千夜はくノ一として外の任務に出ており、ほとんど村にはいなかった。
後継ぎではなかったため、外にいる主に仕えていた。
ほとんど蒼依と交流がなかったため、千夜の存在は葉名の中でも薄かった。
「今の望月家は千夜の子孫。他がどうなったかは知らないわ」
「……そうですか」
「他に何か言うことないわけ?」
咲千代の言葉に葉緩は目をそらす。
脳裏に依久や穂高の姿が過ったが、その存在も過去に生きた人だ。
葉緩が何を想おうと、どうしようもないことであった。
「狂ったのは事実ですし。
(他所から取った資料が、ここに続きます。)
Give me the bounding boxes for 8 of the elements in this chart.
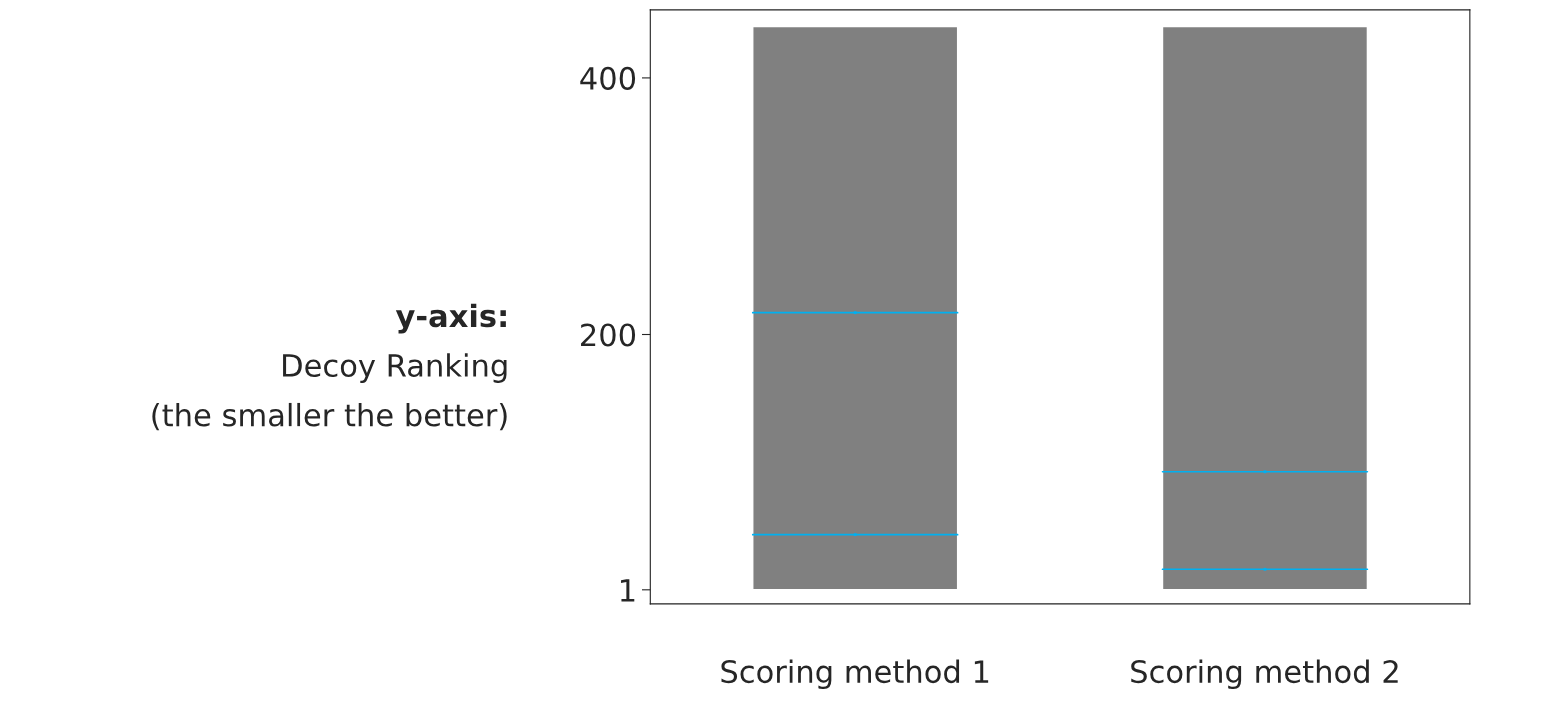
x-tick-label: Scoring method 2 [1131, 659, 1398, 690]
y-tick-label: 400 [580, 66, 636, 90]
point [853, 533, 857, 537]
x-tick-label: Scoring method 1 [721, 659, 989, 690]
y-axis-title: y-axis: Decoy Ranking (the smaller the better) [152, 303, 507, 431]
y-tick-label: 1 [621, 579, 635, 602]
point [853, 311, 857, 315]
y-tick-label: 200 [581, 323, 636, 347]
ここで私が何か言って千夜さんは救われますか?」
蒼依の双子、つまり年齢も同じだった。
16の年をめぐっていたため、千夜にも番がいたということだ。
それが誰であったかは咲千代が語らない限り、不明のまま。
いずれにせよ、里が滅び咲千代の番は死んで運命は狂った。
葉緩は目を閉じ、胸にそっと手をあてた。
「ここにあなたがいるのは戒めでしょう。だから……何も言いません」
「あんたまで葵斗と同じこと言うのね」
呆れた、と言わんばかりにため息をつき、腕を組む咲千代。
相変わらず葵斗は緩んだ笑顔で葉緩の手を握っていた。
「俺は葉緩が欲しかっただけだし。俺は死んでるし、葉緩は里にいなかった」
「……葵斗くん、不真面目になりすぎでは?」
「葉緩がそう言ったんじゃん。肩の力抜けって」
「抜きすぎですっ!!」
しっかりと言質をとった葵斗に、葉緩は敗北する。
たしかに蒼依はとても真面目で、長子で常に緊張していた。
張りつめた様子の多かった姿に、よく葉名は心配しながら黙って隣で膝を抱えていた。
……ここまでゆるゆるな脱力系男子になると想像してなかったため、物は言いようだと息をついた。